Nor is it an entirely misguided to reset the violence of Congo in the British countryside. Violence in the Congo has become a dog-bites-man story; it needs to be seen afresh or it won't be seen at all. Besides, white people's sympathetic motor neurons don't register the experience of the darker skinned, or anyway not as much. A few years ago, a Belgian charity used popular cartoon characters to depict the plight of the refugees they were helping. I wondered if we could ever borrow the Simpsons for a similar purpose. Done right, this could be effective.

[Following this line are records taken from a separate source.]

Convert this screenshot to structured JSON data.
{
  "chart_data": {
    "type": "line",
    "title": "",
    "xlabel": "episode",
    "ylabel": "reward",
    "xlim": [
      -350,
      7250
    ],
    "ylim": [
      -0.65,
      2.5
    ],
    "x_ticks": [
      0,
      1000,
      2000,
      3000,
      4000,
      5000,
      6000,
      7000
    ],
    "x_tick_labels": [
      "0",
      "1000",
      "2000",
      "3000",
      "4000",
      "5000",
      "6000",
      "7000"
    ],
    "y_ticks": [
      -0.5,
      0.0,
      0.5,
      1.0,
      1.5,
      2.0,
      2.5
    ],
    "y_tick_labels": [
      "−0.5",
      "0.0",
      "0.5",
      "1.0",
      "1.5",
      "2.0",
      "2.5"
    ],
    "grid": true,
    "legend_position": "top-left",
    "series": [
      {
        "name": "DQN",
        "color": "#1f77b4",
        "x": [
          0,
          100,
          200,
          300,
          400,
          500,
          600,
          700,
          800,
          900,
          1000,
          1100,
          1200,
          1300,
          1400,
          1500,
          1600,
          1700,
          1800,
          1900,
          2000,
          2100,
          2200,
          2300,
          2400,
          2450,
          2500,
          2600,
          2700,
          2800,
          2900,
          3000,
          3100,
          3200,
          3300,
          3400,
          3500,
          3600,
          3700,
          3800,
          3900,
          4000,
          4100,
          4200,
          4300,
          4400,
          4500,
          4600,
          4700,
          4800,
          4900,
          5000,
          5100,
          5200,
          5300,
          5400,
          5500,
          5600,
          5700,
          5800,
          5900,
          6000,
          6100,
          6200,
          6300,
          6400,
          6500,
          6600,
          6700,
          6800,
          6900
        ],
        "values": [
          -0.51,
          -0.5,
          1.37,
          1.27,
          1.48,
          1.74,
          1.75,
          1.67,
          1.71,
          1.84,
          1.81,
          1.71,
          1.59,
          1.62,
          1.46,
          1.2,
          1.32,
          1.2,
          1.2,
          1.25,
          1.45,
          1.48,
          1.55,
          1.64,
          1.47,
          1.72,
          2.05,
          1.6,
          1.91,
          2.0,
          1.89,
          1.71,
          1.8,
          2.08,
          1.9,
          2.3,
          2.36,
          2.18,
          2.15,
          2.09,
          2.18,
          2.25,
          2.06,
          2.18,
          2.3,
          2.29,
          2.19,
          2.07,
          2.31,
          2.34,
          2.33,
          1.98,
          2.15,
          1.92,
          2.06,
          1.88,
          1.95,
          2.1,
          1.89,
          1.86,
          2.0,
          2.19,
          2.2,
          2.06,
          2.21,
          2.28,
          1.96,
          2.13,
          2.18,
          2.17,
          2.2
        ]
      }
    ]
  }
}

So what's the matter with Unwatchable? Nearly everything. It's too much and not enough, shocking yet inert, baffling rather than mimetic. It substitutes agitprop for understanding. We end less enlightened than we began, alienated instead of sympathetic. It is possible to depict the most horrifying sort of violence, I suppose, but only if it's done in good taste, a quality as elusive as humor--and at root as moral.

1 comment:

  1. agree...i heard a quote from the director that I thought was strange. he said soemthing to the effect of "if you don't know what it's about then you shouldn't watch it." well....then what was the point? everyone in the ngo world already knows this stuff and everyone who doesn't know is just going to be horrified and think they're watching an awful snuff film...like michael bay and lars von trier worked together.